As such, it is perplexing that the position of chair at its recent forum was held by Iran, a country governed by an oppressive theocratic dictatorship since 1979.
Indeed, the Iranian regime has gained notoriety for its human rights abuses, particularly targeting its own citizens, including women, minorities, and political opponents.
This paradoxical situation, where a country ruled by a regime with a long and well-documented track record of violating human rights presides over a forum dedicated to advancing those rights, should be a major concern for the international community and all people who care about preserving human rights.
Iran is notorious for its human rights abuses
One of the most glaring human rights violations in Iran is the compulsory enforcement of the veils or hijabs for women. Under Article 638 of the Islamic Penal Code of Iran, approved in 1996, failing to wear such a garment can lead to a woman facing jail time, or a fine at the very least.
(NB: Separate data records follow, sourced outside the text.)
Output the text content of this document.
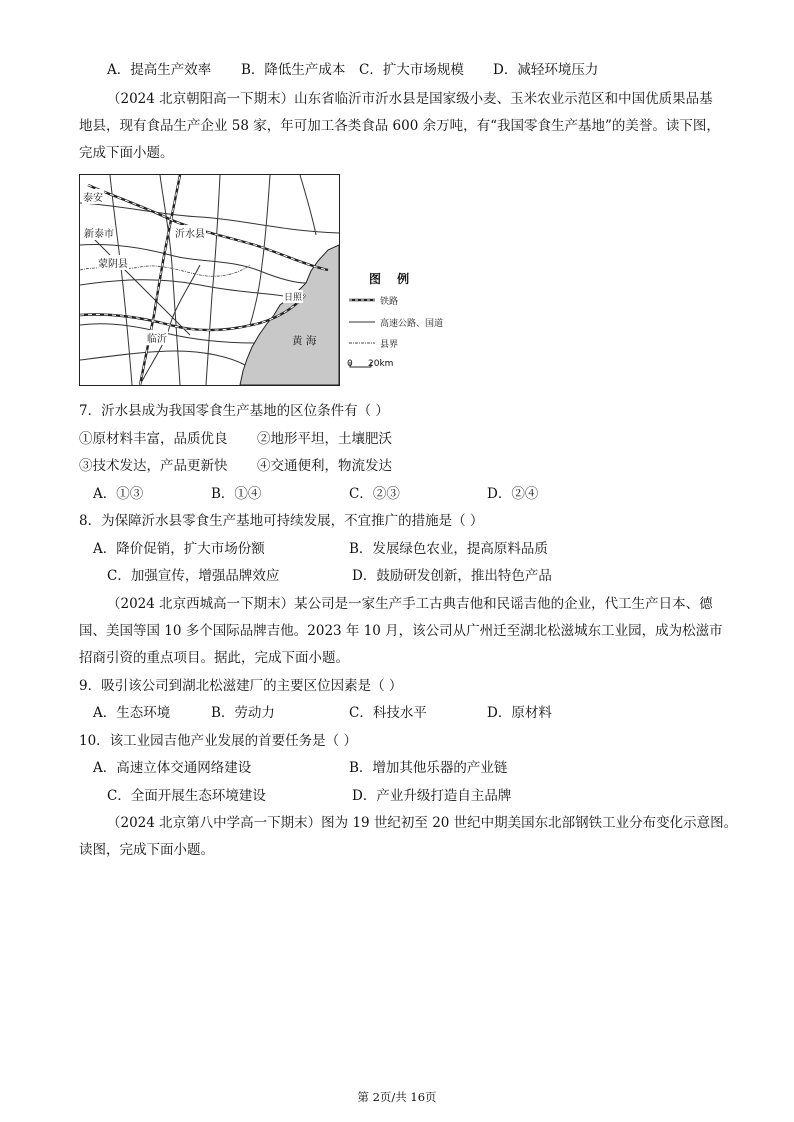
A．提高生产效率 B．降低生产成本 C．扩大市场规模 D．减轻环境压力
（2024 北京朝阳高一下期末）山东省临沂市沂水县是国家级小麦、玉米农业示范区和中国优质果品基
地县，现有食品生产企业 58 家，年可加工各类食品 600 余万吨，有“我国零食生产基地”的美誉。读下图，
完成下面小题。
泰安
新泰市	沂水县
蒙阴县
日照
临沂	黄 海
图 例
铁路
高速公路、国道
县界
0 20km
7．沂水县成为我国零食生产基地的区位条件有（ ）
①原材料丰富，品质优良 ②地形平坦，土壤肥沃
③技术发达，产品更新快 ④交通便利，物流发达
A．①③	B．①④	C．②③	D．②④
8．为保障沂水县零食生产基地可持续发展，不宜推广的措施是（ ）
A．降价促销，扩大市场份额	B．发展绿色农业，提高原料品质
C．加强宣传，增强品牌效应	D．鼓励研发创新，推出特色产品
（2024 北京西城高一下期末）某公司是一家生产手工古典吉他和民谣吉他的企业，代工生产日本、德
国、美国等国 10 多个国际品牌吉他。2023 年 10 月，该公司从广州迁至湖北松滋城东工业园，成为松滋市
招商引资的重点项目。据此，完成下面小题。
9．吸引该公司到湖北松滋建厂的主要区位因素是（ ）
A．生态环境	B．劳动力	C．科技水平	D．原材料
10．该工业园吉他产业发展的首要任务是（ ）
A．高速立体交通网络建设	B．增加其他乐器的产业链
C．全面开展生态环境建设	D．产业升级打造自主品牌
（2024 北京第八中学高一下期末）图为 19 世纪初至 20 世纪中期美国东北部钢铁工业分布变化示意图。
读图，完成下面小题。
第 2页/共 16页
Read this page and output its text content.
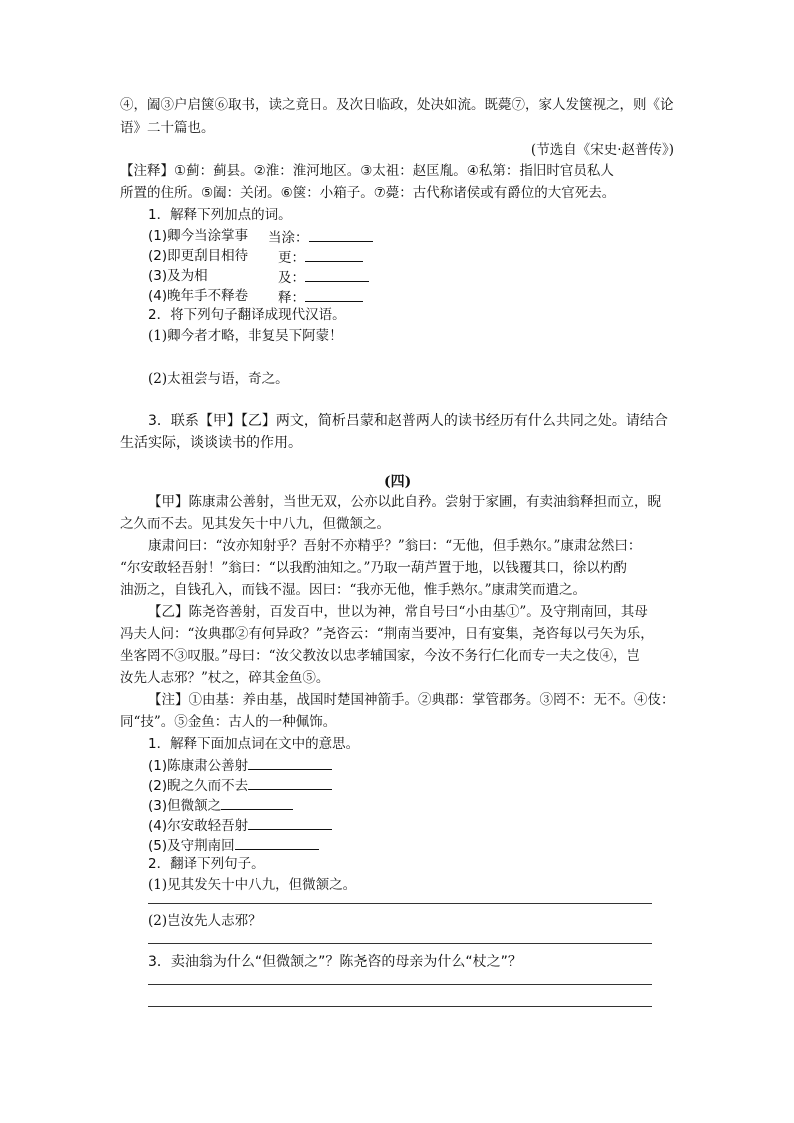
④，阖③户启箧⑥取书，读之竟日。及次日临政，处决如流。既薨⑦，家人发箧视之，则《论
语》二十篇也。
(节选自《宋史·赵普传》)
【注释】①蓟：蓟县。②淮：淮河地区。③太祖：赵匡胤。④私第：指旧时官员私人
所置的住所。⑤阖：关闭。⑥箧：小箱子。⑦薨：古代称诸侯或有爵位的大官死去。
1．解释下列加点的词。
(1)卿今当涂掌事 当涂：
(2)即更刮目相待 更：
(3)及为相	及：
(4)晚年手不释卷 释：
2．将下列句子翻译成现代汉语。
(1)卿今者才略，非复吴下阿蒙！
(2)太祖尝与语，奇之。
3．联系【甲】【乙】两文，简析吕蒙和赵普两人的读书经历有什么共同之处。请结合
生活实际，谈谈读书的作用。
(四)
【甲】陈康肃公善射，当世无双，公亦以此自矜。尝射于家圃，有卖油翁释担而立，睨
之久而不去。见其发矢十中八九，但微颔之。
康肃问曰：“汝亦知射乎？吾射不亦精乎？”翁曰：“无他，但手熟尔。”康肃忿然曰：
“尔安敢轻吾射！”翁曰：“以我酌油知之。”乃取一葫芦置于地，以钱覆其口，徐以杓酌
油沥之，自钱孔入，而钱不湿。因曰：“我亦无他，惟手熟尔。”康肃笑而遣之。
【乙】陈尧咨善射，百发百中，世以为神，常自号曰“小由基①”。及守荆南回，其母
冯夫人问：“汝典郡②有何异政？”尧咨云：“荆南当要冲，日有宴集，尧咨每以弓矢为乐，
坐客罔不③叹服。”母曰：“汝父教汝以忠孝辅国家，今汝不务行仁化而专一夫之伎④，岂
汝先人志邪？”杖之，碎其金鱼⑤。
【注】①由基：养由基，战国时楚国神箭手。②典郡：掌管郡务。③罔不：无不。④伎：
同“技”。⑤金鱼：古人的一种佩饰。
1．解释下面加点词在文中的意思。
(1)陈康肃公善射
(2)睨之久而不去
(3)但微颔之
(4)尔安敢轻吾射
(5)及守荆南回
2．翻译下列句子。
(1)见其发矢十中八九，但微颔之。
(2)岂汝先人志邪？
3．卖油翁为什么“但微颔之”？陈尧咨的母亲为什么“杖之”？
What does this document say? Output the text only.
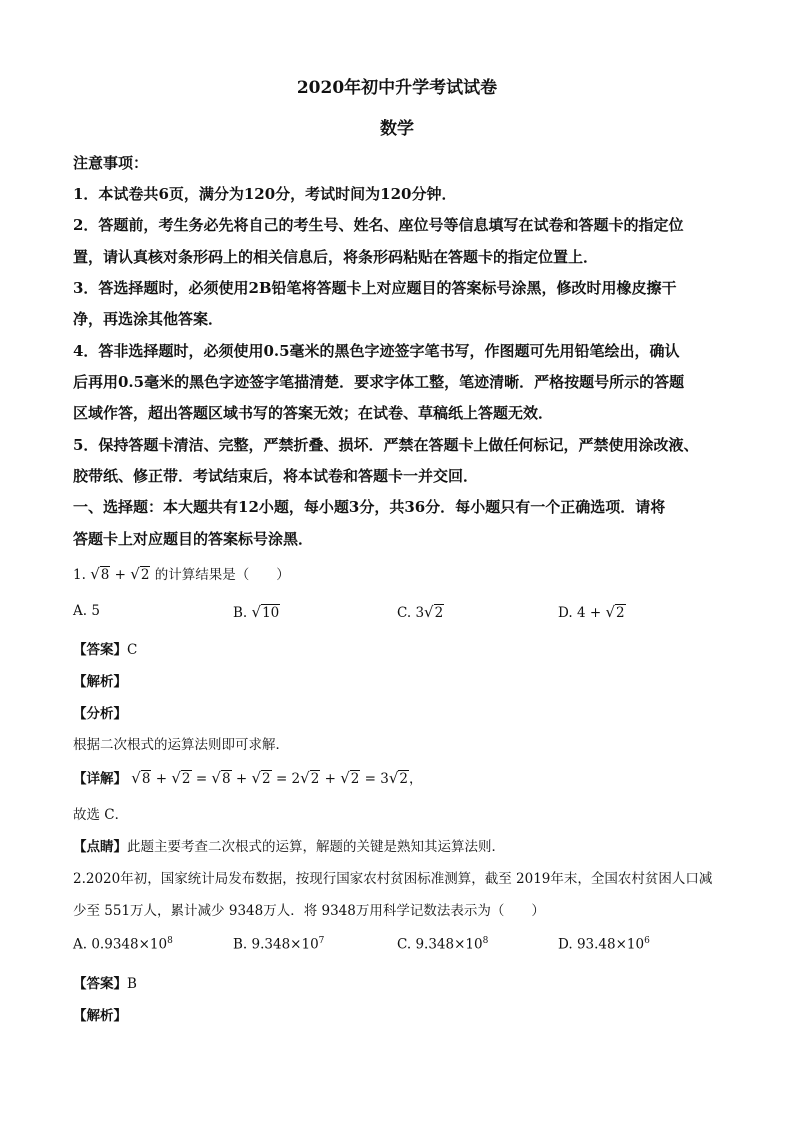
2020年初中升学考试试卷
数学
注意事项：
1．本试卷共6页，满分为120分，考试时间为120分钟．
2．答题前，考生务必先将自己的考生号、姓名、座位号等信息填写在试卷和答题卡的指定位
置，请认真核对条形码上的相关信息后，将条形码粘贴在答题卡的指定位置上．
3．答选择题时，必须使用2B铅笔将答题卡上对应题目的答案标号涂黑，修改时用橡皮擦干
净，再选涂其他答案．
4．答非选择题时，必须使用0.5毫米的黑色字迹签字笔书写，作图题可先用铅笔绘出，确认
后再用0.5毫米的黑色字迹签字笔描清楚．要求字体工整，笔迹清晰．严格按题号所示的答题
区域作答，超出答题区域书写的答案无效；在试卷、草稿纸上答题无效．
5．保持答题卡清洁、完整，严禁折叠、损坏．严禁在答题卡上做任何标记，严禁使用涂改液、
胶带纸、修正带．考试结束后，将本试卷和答题卡一并交回．
一、选择题：本大题共有12小题，每小题3分，共36分．每小题只有一个正确选项．请将
答题卡上对应题目的答案标号涂黑．
1. √8 + √2 的计算结果是（　　）
A. 5	B. √10	C. 3√2	D. 4 + √2
【答案】C
【解析】
【分析】
根据二次根式的运算法则即可求解．
【详解】 √8 + √2 = √8 + √2 = 2√2 + √2 = 3√2，
故选 C．
【点睛】此题主要考查二次根式的运算，解题的关键是熟知其运算法则．
2.2020年初，国家统计局发布数据，按现行国家农村贫困标准测算，截至 2019年末，全国农村贫困人口减
少至 551万人，累计减少 9348万人．将 9348万用科学记数法表示为（　　）
A. $0.9348\times 10^8$	B. $9.348\times 10^7$	C. $9.348\times 10^8$	D. $93.48\times 10^6$
【答案】B
【解析】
This is a blatant violation of women’s rights as it robs women of their choice and infringes on their freedom of expression.
Many women who have protested against the mandatory veiling, such as Nasrin Sotoudeh and Yasaman Aryani, have been imprisoned by the Iranian government. Furthermore, Soutoudeh’s trial was described by prominent human rights organizations as grossly unfair.
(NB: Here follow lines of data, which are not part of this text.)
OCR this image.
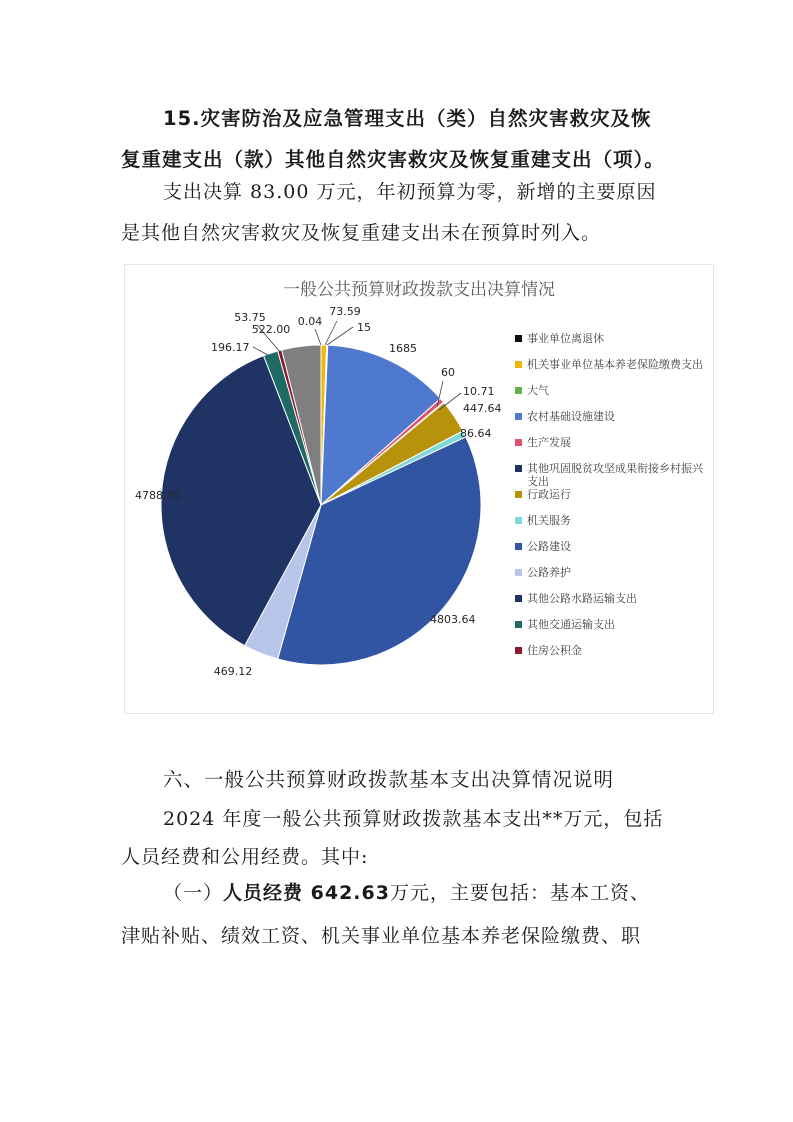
15.灾害防治及应急管理支出（类）自然灾害救灾及恢
复重建支出（款）其他自然灾害救灾及恢复重建支出（项）。
支出决算 83.00 万元，年初预算为零，新增的主要原因
是其他自然灾害救灾及恢复重建支出未在预算时列入。
一般公共预算财政拨款支出决算情况
0.04
73.59
15
1685
60
10.71
447.64
86.64
4803.64
469.12
4788.85
196.17
53.75
522.00
事业单位离退休
机关事业单位基本养老保险缴费支出
大气
农村基础设施建设
生产发展
其他巩固脱贫攻坚成果衔接乡村振兴支出
行政运行
机关服务
公路建设
公路养护
其他公路水路运输支出
其他交通运输支出
住房公积金
六、一般公共预算财政拨款基本支出决算情况说明
2024 年度一般公共预算财政拨款基本支出**万元，包括
人员经费和公用经费。其中:
（一）人员经费 642.63万元，主要包括：基本工资、
津贴补贴、绩效工资、机关事业单位基本养老保险缴费、职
In September 2022, Mahsa Amini, a woman in her early 20s, died in the custody of Iran’s morality police who had arrested her over “improper” clothing. This tragedy sparked protests across Iran, but the authorities responded with brutal repression that included arresting hundreds of protesters and, in particular, female journalists.
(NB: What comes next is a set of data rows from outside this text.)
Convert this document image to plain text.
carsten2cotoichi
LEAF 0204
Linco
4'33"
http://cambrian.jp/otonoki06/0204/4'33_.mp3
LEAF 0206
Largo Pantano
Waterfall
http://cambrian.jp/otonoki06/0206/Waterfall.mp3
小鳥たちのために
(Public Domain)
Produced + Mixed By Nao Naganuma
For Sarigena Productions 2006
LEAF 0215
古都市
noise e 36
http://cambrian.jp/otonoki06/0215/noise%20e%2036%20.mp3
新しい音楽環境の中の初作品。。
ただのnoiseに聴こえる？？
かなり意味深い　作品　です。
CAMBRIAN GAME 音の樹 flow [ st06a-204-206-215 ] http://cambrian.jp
The Iranian government’s oppressive stance on the rights of women must certainly render it unsuitable for chairing discussions on social issues within the UNHRC.
Child marriages and religious persecution show the regime for what it is
Iran has a very poor track record when it comes to child marriages. To start with, the regime sets the legal age of marriage for women at just 13 years old. From March 2021 to March 2022, more than 30,000 marriages were registered in Iran involving girls aged 10 to 14.
Moreover, Iran also has a dismal record when it comes to religious freedom.
According to Amnesty International, since July 31, 2022, agents of Iran’s Ministry of Intelligence have raided and confiscated dozens of Baha’i properties and arrested at least 30 members of the Baha’i community on account of their faith in various cities across the country.
Iranian authorities have subjected many more to interrogations and/or forced them to wear electronic ankle bracelets.
Even experts from the United Nations itself are alarmed by the Iranian regime’s violations of religious rights, as they observed severe persecution of Baha’is and Christians. They also reported that over 90 Baha’i students were barred from enrolling in Iranian universities.
Another report by the United Nations highlighted the increase in executions being carried out by the Iranian government. Executions have increased by 30 percent, and 419 people were put to death in just the first seven months of 2023.
Iran also has numerous other oppressive laws, such as the death penalty for homosexuals. Moreover, the Iranian penal code approves of primitive and inhumane methods of punishment including stoning, amputations and crucifixion.
The regime limits free speech, suppresses protests, forces women to conform to specific dress codes, limits their participation in public life, and sentences people to death for consensual same-sex activity.
It is abundantly clear that Iran’s oppressive policies, in clear violation of human rights and religious freedom, stand in stark contrast to the values of inclusivity and equal rights of the United Nations Human Rights Council and the principles of the Universal Declaration of Human Rights.
The cornerstone of human rights is the protection and promotion of freedom of expression. However, Iran’s track record reveals severe restrictions on free speech, censorship, and even imprisonment of journalists and ordinary citizens for expressing dissenting views.
A government that quashes open discourse and stifles diverse perspectives is ill-suited to lead discussions on social issues and human rights on the international stage.
Furthermore a dictatorial government, like Iran’s, by its very nature, operates in contradiction to the principles and values that underpin the UNHRC’s mission.
Iran’s governance model, characterized by limited political freedoms, suppression of dissent, and restricted civic participation, is inherently incompatible with the democratic ideals that should guide discussions on human rights issues within the Council.
The appointment of Iran to a leadership position within the UNHRC sends a disconcerting message for all who care about protecting human rights. For the Council to serve its purpose, it must be led by nations that actively embody the democratic values, transparency, and accountability that underpin the global commitment to human rights.
In conclusion, the decision to have Iran chair the UNHRC Social Forum contradicts the values and purpose of the United Nations Human Rights Council.
The international community must be vigilant in ensuring that leadership roles within critical forums like the UNHRC are entrusted only to those genuinely committed to upholding the democratic ideals and human rights principles that are at the core of the Council’s mission.